"Because there is a law such as gravity, the universe can and will create itself from nothing," he writes. "Spontaneous creation is the reason there is something rather than nothing, why the universe exists, why we exist.So goes the quotation of Stephen Hawking in the Guardian (U.K.) in a story about the impending release of "The Grand Design" by Stephen Hawking and Leonard Mlodinow.
The statement from Hawking as it stands is self-contradictory, though certainly Hawking might end up explaining it away in his book as only an apparent contradiction.
Why is the already oft-quoted blurb self-contradictory?

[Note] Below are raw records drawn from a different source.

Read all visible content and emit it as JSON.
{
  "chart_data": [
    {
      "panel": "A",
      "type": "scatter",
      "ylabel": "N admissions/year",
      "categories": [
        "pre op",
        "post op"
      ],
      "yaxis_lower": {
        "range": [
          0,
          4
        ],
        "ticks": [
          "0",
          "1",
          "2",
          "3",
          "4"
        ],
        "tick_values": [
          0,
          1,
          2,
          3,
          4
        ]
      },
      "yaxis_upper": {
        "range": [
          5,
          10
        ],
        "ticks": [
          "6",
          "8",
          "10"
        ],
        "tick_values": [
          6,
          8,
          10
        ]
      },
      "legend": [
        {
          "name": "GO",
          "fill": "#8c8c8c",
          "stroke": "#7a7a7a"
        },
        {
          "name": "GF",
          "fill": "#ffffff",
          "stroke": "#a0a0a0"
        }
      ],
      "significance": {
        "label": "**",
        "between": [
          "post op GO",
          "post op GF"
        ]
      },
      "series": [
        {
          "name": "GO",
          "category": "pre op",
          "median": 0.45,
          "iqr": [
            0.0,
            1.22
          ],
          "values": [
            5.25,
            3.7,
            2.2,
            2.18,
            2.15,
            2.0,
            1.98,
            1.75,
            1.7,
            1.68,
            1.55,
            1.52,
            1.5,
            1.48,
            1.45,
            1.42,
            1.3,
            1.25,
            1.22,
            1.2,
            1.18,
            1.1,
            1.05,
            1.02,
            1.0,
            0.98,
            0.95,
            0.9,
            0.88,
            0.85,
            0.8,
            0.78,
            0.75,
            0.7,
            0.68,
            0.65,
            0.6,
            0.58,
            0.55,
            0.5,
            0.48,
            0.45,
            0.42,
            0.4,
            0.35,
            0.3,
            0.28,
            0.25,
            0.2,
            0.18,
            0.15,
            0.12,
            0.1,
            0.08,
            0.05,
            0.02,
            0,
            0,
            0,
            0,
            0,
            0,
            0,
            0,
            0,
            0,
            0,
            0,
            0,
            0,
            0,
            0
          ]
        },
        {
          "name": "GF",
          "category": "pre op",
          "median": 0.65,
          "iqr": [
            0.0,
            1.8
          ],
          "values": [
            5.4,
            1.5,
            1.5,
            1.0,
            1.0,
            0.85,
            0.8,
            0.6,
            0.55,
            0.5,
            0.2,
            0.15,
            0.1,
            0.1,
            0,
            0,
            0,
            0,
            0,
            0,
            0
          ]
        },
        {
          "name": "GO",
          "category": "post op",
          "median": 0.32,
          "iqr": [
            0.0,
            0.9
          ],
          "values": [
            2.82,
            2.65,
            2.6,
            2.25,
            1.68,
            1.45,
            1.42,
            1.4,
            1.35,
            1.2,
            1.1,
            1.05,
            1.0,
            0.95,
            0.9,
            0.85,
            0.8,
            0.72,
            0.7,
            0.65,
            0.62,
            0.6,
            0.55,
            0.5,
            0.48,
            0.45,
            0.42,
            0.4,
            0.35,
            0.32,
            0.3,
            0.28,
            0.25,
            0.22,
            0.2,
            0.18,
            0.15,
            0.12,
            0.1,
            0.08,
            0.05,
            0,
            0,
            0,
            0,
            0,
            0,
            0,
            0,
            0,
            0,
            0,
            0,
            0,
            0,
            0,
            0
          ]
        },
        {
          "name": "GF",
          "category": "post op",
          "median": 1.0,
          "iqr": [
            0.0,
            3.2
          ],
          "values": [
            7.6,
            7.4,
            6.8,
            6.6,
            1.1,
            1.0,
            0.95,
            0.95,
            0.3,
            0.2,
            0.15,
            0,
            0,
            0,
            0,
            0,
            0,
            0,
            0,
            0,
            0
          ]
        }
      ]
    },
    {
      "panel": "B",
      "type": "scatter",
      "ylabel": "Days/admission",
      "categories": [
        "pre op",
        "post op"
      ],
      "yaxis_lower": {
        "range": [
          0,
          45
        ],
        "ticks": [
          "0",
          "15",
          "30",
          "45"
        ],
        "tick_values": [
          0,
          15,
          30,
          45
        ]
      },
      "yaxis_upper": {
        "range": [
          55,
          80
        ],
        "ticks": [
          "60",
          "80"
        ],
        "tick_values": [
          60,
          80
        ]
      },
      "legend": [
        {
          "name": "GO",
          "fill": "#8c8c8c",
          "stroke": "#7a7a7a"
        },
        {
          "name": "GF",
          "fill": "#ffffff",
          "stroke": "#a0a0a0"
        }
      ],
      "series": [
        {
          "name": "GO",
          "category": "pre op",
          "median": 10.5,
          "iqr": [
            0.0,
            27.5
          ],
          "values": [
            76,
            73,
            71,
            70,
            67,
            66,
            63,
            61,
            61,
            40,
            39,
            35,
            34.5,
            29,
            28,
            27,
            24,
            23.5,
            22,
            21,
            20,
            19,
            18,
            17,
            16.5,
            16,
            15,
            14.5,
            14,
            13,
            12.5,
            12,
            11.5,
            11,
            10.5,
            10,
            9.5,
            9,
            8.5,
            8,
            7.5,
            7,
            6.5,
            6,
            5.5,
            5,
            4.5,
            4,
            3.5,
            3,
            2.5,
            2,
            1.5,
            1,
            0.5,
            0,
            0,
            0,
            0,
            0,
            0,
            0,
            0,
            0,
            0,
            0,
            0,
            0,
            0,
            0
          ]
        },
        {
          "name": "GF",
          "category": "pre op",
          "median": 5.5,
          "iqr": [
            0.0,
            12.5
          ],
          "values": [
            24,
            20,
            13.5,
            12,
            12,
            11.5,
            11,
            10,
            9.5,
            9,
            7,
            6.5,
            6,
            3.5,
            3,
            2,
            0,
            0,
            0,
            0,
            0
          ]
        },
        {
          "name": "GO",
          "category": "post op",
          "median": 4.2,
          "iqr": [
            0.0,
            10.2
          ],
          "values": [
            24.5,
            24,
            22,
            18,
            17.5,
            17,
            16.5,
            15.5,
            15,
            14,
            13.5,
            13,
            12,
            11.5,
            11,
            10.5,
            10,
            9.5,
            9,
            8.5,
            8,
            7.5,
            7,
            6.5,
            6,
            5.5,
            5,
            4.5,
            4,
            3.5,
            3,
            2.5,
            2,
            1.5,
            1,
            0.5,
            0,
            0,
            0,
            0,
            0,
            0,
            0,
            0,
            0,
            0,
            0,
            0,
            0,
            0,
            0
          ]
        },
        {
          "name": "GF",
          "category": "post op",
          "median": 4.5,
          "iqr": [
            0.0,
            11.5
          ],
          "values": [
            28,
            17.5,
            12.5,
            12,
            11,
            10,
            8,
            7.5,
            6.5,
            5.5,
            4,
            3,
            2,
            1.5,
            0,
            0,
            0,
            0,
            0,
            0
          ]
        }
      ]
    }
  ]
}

It's a bit obvious. The statement "Because there is a law such as gravity" implies that gravity is something. The subsequent statement, "the universe can and will create itself from nothing" implies (very directly and in so many words) that the universe can create itself from nothing. But the second statement appears contingent on the first. So, pending Hawking's explanation, we're being asked to either believe that gravity is the nothing (or at least the contingently necessary nothing, to wax philosophical) out of which the universe is created or else we are to believe in gravity was created along with the rest of the universe yet explains how the universe came from nothing.
Gravity cannot be both something and ~(not)something at the same time and in the same sense. That is contradictory.
Hawking deserves every chance to explain himself. But don't give him the benefit of the doubt just because he's a genius. Even the brightest among us are prone to errors of thought.